Note about your approach
Your calculation is correct, as far as it returns the probability that
two events (whatever) occur before $t$ and the remaining at or after $t$.
Therefore it includes the cases $[t_{1},t_{1}+dt_{1})<[t_{2}+dt_{2}) < [t,1)$
integrated over $t_{1},t_{2}$, so it is somewhat of a cumulative probability.
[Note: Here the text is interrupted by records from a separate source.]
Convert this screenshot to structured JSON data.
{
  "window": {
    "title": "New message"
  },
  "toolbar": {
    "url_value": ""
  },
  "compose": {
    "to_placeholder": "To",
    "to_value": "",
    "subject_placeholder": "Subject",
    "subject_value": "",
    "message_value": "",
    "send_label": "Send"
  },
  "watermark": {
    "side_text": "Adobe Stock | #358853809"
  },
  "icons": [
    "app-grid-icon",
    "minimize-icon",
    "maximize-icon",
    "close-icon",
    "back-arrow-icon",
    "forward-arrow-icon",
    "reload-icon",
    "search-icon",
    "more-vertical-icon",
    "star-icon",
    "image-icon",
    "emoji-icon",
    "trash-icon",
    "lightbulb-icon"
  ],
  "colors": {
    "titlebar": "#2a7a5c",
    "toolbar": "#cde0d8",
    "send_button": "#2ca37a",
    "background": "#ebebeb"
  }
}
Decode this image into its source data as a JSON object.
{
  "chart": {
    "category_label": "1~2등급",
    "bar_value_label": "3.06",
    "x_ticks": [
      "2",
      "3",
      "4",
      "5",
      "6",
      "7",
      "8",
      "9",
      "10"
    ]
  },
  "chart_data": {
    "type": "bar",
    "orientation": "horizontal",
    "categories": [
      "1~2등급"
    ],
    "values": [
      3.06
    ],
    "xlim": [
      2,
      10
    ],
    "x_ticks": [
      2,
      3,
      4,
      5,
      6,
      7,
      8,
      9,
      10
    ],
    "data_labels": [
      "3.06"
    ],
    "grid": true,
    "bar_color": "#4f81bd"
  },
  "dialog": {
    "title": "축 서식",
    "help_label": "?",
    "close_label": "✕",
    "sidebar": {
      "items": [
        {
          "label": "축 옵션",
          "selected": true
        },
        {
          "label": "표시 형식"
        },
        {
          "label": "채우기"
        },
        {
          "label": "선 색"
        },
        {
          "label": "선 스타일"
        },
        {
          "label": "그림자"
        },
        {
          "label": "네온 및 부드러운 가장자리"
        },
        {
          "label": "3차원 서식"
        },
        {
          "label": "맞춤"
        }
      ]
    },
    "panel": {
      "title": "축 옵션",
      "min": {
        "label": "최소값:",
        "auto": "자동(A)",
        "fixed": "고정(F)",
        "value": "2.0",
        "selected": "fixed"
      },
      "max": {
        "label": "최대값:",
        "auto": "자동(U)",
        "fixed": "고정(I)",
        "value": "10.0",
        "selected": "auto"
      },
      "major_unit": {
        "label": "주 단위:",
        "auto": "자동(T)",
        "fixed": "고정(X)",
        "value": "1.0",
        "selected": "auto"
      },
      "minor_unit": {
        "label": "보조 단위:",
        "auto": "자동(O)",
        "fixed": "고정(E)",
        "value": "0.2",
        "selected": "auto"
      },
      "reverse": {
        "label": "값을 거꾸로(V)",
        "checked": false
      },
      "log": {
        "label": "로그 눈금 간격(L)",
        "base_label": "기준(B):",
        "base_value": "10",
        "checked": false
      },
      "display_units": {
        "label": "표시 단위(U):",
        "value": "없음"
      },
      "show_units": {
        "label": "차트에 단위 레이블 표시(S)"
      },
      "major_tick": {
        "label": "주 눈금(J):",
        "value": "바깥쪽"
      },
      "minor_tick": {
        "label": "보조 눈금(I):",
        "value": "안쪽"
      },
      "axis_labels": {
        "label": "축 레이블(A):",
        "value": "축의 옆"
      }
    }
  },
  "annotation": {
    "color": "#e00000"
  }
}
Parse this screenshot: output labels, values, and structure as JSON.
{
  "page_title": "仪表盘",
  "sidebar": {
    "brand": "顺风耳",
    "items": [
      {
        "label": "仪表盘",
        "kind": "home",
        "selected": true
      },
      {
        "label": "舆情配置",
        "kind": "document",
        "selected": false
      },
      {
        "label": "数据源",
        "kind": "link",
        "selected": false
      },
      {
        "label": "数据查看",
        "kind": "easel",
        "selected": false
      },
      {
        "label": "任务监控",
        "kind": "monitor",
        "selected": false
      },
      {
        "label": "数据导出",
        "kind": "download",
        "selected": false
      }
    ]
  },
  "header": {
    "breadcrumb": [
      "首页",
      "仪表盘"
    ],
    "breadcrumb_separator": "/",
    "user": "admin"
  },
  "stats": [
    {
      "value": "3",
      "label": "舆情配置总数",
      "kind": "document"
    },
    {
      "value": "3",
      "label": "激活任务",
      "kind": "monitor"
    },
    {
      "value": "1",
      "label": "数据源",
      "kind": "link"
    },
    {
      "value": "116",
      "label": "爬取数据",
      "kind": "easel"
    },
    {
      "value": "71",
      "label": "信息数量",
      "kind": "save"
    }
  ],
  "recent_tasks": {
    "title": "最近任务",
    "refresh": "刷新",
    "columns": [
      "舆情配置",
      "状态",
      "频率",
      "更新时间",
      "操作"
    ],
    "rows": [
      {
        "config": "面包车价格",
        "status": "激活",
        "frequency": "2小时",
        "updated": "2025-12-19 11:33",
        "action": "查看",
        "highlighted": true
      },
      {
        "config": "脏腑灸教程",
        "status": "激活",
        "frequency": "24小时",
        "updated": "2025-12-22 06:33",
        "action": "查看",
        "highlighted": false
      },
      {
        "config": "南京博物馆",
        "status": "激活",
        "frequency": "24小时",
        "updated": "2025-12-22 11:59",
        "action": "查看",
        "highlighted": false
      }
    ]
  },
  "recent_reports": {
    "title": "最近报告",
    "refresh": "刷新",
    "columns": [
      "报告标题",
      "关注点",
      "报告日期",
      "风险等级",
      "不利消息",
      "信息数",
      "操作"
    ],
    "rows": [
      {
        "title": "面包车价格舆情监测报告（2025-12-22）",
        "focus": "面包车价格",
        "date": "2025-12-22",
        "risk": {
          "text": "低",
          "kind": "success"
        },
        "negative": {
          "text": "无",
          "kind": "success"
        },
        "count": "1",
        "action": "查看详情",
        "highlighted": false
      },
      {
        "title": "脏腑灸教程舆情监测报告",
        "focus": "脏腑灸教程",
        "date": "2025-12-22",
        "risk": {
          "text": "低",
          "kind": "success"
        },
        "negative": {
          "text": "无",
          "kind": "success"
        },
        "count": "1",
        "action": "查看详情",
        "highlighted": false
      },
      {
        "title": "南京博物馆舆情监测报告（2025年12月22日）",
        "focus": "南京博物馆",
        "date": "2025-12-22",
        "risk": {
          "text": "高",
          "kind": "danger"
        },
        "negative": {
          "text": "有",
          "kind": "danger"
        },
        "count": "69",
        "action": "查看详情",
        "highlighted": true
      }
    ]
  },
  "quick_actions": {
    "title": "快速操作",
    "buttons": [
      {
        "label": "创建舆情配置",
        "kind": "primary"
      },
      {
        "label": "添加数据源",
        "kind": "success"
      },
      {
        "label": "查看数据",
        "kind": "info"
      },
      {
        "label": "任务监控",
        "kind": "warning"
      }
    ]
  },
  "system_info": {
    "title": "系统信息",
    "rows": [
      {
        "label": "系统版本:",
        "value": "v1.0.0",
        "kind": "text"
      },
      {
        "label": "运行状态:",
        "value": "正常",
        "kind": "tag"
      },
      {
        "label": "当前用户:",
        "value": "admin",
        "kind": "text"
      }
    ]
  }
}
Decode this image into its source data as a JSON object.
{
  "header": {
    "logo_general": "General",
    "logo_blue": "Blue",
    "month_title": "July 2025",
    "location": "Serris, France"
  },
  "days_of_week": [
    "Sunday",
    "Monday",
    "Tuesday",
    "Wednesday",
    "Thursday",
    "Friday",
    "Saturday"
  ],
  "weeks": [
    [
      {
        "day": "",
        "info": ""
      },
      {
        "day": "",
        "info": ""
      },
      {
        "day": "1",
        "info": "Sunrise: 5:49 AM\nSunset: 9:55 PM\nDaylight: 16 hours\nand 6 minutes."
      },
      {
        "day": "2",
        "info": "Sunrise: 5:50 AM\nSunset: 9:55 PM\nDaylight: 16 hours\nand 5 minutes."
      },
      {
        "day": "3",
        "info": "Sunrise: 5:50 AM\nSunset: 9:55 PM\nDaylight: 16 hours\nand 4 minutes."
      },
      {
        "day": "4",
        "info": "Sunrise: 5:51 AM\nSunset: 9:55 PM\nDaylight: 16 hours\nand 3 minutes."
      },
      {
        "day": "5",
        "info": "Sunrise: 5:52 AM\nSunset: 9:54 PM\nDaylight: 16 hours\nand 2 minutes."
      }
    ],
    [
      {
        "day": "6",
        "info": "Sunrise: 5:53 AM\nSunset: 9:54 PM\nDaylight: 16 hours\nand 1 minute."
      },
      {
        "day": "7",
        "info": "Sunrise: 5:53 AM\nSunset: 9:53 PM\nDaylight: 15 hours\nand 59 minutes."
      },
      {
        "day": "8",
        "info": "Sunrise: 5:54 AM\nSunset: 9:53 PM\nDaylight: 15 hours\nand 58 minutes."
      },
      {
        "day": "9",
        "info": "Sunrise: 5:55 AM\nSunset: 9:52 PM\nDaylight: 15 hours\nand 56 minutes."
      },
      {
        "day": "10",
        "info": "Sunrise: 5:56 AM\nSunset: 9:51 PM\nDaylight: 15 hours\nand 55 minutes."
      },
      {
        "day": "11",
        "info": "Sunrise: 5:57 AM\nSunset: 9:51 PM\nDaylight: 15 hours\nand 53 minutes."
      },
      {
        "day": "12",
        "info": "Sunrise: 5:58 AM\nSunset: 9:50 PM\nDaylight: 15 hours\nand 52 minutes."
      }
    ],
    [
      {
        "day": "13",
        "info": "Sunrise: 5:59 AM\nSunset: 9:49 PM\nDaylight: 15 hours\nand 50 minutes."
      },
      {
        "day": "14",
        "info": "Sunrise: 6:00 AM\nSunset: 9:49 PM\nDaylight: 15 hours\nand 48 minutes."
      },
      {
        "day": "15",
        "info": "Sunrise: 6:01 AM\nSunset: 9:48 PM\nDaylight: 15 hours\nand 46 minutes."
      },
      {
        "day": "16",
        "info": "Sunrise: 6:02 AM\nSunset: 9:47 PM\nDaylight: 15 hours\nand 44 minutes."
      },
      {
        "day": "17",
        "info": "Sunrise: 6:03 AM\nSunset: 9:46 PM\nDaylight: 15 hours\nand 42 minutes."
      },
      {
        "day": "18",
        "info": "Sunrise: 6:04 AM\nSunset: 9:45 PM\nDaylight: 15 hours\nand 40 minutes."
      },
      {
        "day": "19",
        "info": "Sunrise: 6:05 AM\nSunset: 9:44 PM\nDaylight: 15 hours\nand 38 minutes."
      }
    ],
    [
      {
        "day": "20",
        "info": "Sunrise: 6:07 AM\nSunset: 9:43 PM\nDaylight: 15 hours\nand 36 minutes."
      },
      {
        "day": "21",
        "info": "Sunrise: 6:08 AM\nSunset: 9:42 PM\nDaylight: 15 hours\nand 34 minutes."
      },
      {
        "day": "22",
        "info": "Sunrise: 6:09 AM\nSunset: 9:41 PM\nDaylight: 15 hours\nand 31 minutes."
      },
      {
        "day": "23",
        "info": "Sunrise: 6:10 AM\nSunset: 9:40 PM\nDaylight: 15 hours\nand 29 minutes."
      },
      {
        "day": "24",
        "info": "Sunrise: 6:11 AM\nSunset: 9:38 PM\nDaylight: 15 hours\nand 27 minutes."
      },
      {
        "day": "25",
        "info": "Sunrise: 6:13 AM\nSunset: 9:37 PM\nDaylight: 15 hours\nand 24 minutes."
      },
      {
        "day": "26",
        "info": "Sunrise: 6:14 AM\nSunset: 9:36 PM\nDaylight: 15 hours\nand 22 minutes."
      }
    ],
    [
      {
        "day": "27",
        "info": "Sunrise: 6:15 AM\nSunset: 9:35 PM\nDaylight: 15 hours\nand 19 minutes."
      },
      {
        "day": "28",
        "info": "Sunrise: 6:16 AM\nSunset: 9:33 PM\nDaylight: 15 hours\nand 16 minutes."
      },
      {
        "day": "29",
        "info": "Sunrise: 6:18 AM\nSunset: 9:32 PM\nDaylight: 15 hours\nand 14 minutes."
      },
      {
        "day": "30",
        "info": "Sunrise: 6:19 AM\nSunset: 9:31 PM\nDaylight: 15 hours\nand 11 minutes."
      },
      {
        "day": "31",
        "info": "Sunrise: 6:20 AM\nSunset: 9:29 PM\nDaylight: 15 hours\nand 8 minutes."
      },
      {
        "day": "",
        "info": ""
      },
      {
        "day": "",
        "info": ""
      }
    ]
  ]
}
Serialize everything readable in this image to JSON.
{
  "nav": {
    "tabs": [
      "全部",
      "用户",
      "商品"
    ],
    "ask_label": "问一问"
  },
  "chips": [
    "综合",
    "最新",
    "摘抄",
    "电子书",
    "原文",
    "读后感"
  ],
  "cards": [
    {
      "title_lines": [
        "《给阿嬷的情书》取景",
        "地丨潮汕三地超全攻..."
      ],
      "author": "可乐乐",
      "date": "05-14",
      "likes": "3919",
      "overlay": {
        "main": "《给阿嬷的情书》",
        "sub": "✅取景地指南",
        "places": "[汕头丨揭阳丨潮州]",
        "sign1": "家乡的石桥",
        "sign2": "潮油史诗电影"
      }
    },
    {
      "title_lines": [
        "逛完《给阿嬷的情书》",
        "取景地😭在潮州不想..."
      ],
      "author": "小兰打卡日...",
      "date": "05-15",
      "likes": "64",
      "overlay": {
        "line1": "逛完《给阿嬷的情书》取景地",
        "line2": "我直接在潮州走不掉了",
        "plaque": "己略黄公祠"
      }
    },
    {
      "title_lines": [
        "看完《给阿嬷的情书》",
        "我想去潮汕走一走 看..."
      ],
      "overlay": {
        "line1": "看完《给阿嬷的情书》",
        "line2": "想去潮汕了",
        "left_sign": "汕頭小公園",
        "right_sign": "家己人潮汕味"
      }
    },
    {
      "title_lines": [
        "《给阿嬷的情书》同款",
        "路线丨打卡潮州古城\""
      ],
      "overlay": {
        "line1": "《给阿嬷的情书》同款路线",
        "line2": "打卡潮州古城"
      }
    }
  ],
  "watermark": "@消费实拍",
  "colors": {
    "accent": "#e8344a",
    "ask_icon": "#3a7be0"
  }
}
But to the purpose of calculating $E(t_2)$ this cannot be used, because of two bugs:
- the value $t$ is assigned also to the case $t_2<t$;
- the remaining events are taken to occur always after $t$, not after $t_2$ (so you cannot use the derivative of your probability).